You need to take a stance on population ethics to assess the impact of some charitable interventions
I went to an EAish event tonight. It was put on jointly by the London Giving What We Can group and by Ambitious Impact (the rebrand of Charity Entrepreneurship).
There was a Q&A with a few founders of smaller charities. One of them was LAFIYA, which basically does contraceptive distribution in Nigeria. They were went through CE around three years ago and are now scaling. There was an interesting point in the Q&A where one of the founders said that in regards to population ethics, her charity didn’t take a position and tried to stay away from such a complex ethical topic. I asked a follow up question and asked explicitly how they would evaluate an intervention where giving out contraceptives makes a family 50 QUALYs* better off but prevents the creation of a child who’s life would be on net be 60 QUALYs. I didn’t get a clear answer.
A lot of charitable causes don’t require that you answer complex ethical questions. Some do. I feel like contraceptive delivery is one of the latter. It feel like you can do one of three things
- Take a position on population ethics and then run the numbers. E.g: My friend Miri also runs a CE kickstarted charity doing contraceptive delivery in Nigeria. She’s a negative utilitarian. Her position on not creating future people is that it doesn’t matter. Hence she can just straight up take the trade of +50 QUALY for the family at the expense of a 60QUALY life not being created.
- Take some kind of mixed approach where you account for the moral uncertainty. The most conservative way to do this is to run the numbers under both scenarios (creating lives doesn’t matter, creating lives is equally important to making existing people better off) and only do interventions which would be net positive under both sets of assumptions. You can also take a more mixed approach where you assign different credences to each view and do some kind of credence multiplication to give you an expected value-ish moral impact estimate. (There’s a lot more complexity here and inter-theoretic comparison is actually really tricky, but let’s leave that can unopened for now)
- Pretend that you don’t have to take a position, implicitly take the “Creating net-positive lives doesn’t morally matter” approach.
Now, it’s somewhat predictable that a single charity or founder may do this. Some reasons for this
- Not everyone is a moral philosopher. It may not be obvious that the population ethics question matters here.
- There’s a strong incentive for founders to not look too hard at moral questions where the non-default answer could drastically worsen their cost-effectivness estimates.
I think a stronger negative signal about EA epistemics is that the CEA research paperassessing the impact of LAFIYA’s interventions made the same oversight. I gave it a quick read. I may have missed something, but nowhere did I find any mention of the QUALY cost of the lives prevented by distributing contraceptives.
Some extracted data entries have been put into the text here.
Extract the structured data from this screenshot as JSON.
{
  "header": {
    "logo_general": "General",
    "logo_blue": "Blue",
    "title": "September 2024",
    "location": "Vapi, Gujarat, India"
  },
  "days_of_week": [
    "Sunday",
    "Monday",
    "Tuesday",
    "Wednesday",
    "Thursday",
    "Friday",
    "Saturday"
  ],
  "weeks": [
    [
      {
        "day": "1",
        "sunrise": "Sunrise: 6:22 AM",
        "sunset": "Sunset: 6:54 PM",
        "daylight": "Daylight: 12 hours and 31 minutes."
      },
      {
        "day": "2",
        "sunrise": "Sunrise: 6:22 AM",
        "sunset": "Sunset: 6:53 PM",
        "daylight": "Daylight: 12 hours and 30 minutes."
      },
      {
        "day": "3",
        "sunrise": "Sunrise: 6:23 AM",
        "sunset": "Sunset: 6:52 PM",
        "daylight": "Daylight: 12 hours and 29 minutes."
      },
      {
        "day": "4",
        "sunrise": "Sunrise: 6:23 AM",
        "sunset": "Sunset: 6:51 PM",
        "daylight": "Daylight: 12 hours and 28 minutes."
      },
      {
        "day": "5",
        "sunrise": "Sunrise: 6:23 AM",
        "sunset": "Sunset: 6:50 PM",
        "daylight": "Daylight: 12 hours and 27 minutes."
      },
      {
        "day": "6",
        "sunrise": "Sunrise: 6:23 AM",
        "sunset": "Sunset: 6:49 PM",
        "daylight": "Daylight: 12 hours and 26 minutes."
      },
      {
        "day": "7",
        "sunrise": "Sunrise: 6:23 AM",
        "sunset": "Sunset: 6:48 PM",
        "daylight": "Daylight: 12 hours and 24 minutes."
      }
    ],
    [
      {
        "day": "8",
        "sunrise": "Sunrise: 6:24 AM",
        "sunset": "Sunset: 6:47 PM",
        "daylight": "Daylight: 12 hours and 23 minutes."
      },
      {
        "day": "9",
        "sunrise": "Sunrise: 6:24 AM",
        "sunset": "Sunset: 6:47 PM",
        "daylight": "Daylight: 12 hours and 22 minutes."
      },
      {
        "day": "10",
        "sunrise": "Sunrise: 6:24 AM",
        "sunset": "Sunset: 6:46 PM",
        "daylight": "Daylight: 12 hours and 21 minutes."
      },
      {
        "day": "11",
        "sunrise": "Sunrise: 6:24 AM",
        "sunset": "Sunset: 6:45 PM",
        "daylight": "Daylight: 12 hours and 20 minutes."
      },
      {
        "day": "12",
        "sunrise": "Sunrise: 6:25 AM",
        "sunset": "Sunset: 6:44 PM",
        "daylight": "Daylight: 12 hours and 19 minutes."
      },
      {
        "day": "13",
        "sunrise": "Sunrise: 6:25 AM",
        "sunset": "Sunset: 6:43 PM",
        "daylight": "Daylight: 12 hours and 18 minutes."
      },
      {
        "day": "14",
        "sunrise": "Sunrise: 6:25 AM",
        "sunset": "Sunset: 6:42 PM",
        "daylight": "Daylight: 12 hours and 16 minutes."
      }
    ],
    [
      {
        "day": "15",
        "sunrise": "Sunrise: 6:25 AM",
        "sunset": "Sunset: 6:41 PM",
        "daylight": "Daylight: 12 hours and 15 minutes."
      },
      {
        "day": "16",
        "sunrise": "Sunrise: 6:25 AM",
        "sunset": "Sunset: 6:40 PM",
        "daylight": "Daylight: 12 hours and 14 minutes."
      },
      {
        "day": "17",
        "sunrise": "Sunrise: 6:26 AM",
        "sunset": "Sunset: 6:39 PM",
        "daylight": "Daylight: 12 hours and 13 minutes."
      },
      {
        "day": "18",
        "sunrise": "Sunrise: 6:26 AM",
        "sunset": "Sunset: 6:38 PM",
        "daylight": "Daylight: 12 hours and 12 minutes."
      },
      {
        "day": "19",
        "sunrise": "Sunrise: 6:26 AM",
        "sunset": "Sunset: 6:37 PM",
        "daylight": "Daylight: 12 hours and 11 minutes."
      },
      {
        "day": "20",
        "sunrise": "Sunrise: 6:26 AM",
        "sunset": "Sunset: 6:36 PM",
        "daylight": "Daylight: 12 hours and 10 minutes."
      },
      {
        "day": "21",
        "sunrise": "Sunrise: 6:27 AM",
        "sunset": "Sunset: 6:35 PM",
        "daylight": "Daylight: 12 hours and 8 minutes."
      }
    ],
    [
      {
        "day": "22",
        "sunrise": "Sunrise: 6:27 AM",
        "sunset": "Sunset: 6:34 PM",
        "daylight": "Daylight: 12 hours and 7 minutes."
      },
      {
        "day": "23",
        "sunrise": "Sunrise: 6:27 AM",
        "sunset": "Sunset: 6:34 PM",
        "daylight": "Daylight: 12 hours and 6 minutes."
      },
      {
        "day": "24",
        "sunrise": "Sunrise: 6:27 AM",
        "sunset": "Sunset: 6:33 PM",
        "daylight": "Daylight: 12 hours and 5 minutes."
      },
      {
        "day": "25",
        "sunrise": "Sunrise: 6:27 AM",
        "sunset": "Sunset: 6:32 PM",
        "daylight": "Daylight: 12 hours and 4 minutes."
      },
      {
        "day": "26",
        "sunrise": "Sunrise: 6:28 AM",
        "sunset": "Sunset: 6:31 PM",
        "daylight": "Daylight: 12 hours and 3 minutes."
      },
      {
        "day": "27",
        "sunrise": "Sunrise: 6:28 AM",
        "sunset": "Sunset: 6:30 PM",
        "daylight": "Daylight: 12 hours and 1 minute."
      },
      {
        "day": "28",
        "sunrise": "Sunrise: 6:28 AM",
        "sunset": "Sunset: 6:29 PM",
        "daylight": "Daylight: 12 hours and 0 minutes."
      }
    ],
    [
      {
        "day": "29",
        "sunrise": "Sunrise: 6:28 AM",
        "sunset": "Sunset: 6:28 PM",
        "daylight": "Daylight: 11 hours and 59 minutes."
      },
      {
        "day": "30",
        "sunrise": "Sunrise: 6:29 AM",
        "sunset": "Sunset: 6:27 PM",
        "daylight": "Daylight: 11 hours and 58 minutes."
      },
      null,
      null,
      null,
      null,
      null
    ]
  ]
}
I guess my closing thoughts here are pretty simple. I think there are a wide range of reasonable moral positions to take here. I think that it’s even possible to take the “potential lives matter” position and still think that contraceptive distribution is good even in the initial example I gave. e.g: Because you believe that women should be allowed to choose whether to bear children, regardless of whether given them that choice would lead to higher or lower world utility. That being said, the fact that this question is not addressed by the charity itself or a CEA research paper leaves a bad impression for me.